Geometry – Must a Curve of Constant Width Be Generated with an Odd Number of Sides?

Question

From what I have seen (and to some extend read), a curve of constant width generated from a polygon with an even number of sides is not possible.
Wikipedia cites an Oxford University paper when it says

Curves of constant width can be generated by joining circular arcs centered on the vertices of a regular or irregular convex polygon with an odd number of sides (triangle, pentagon, heptagon, etc.)

It says curves of width can be generated with polygons with an odd number of sides, it does not explicitly rule out even numbers of sides. I suppose this can be asked in two questions:

Question 1 Are all curves of constant width generateable with the "Reaulaux Method"?

It seems that every document I read mentions curves of constant width generated with circular arcs, which does make sense. Is this the only possible method? Examples can be seen on the Wikipedia Article. I'm going to say that a circle can be generated with this method as well. What is the justification for the correct answer?

Question 2 Must a curve of constant width be generated with an odd number of sides?

This question is harder to answer if the answer to question 1 is no, so if that is the case this can be left out (unless it is still easy to answer, that is). Mrf's answer provided insight that could be lead to a proof that regular polygons used to generate with the "Reulaux Method" must have an odd number of sides, but is this also true for irregular polygons? I'm guessing yes but what I need is a proof

Answer 1

Just for fun, I made a little animation of the half-convex example linked to by @Alexander Schmeding. The upper half is an ellipse with minor-to-major axis ratio ranging from $b = 1/2$ to $b = \sqrt{2}$. The curve can be parametrized as $$f_b(\theta) = \begin{cases} (\cos \theta, b \sin \theta), & 0 \le \theta \le \pi, \\ {\displaystyle \frac{2 (b \cos \theta, \sin \theta)}{\sqrt{b^2 \cos^2 \theta + \sin^2 \theta}}} - (\cos \theta, b \sin \theta), & \pi < \theta \le 2\pi. \end{cases}$$ In Mathematica, we can generate an interactive plot with

F[t_, b_] := Piecewise[{{{Cos[t], b Sin[t]}, 0 <= t < Pi},
             {2 {b Cos[t], Sin[t]}/Sqrt[(b Cos[t])^2 + Sin[t]^2]
               - {Cos[t], b Sin[t]}, Pi <= t <= 2 Pi}}]

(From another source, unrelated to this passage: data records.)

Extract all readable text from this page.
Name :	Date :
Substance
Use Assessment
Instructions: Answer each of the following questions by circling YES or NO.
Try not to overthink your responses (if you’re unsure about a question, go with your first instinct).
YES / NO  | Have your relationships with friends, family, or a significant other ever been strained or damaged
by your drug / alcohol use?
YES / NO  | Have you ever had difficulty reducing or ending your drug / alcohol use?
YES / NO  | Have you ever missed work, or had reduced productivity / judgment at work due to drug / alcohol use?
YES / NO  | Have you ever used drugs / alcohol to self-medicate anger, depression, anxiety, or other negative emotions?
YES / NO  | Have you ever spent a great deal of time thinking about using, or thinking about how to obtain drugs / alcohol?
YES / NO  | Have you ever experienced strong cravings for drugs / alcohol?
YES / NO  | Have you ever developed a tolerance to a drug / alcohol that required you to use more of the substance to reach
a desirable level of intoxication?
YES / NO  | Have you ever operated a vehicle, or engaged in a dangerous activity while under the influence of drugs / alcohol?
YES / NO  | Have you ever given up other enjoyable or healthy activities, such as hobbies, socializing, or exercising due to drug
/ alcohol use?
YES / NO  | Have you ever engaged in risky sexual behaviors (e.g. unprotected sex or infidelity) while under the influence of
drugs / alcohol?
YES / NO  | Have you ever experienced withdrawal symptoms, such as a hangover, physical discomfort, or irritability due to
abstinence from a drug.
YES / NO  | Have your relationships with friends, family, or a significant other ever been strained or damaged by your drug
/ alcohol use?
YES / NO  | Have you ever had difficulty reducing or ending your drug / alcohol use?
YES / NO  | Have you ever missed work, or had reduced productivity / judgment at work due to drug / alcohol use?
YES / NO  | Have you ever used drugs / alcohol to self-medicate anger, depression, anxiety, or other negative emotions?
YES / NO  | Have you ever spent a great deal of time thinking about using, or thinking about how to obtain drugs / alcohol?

Manipulate[Show[ParametricPlot[F[t, b], {t, 0, 2 Pi}, 
                PlotRange -> {{-1, 1}, {-1.5, 1.5}}, PlotStyle -> Black], 
           Graphics[Flatten[{Opacity[0.5], {Hue[#/Pi], 
           Line[{F[#, b], F[# + Pi, b]}]} & /@ (Range[n] Pi/n)}]]]
       {{b, 1}, 1/2, Sqrt[2]}, {n, 1, 75, 1}]

And we get this:

What I found really interesting is how the curve looks like it's the same near the extremes of the animation, but it obviously isn't so from the definition of $f$ itself. Bonus points if you can parametrize the envelope of normals for $b \in [1/2, \sqrt{2}]$. And more bonus points if you can compute the enclosed area.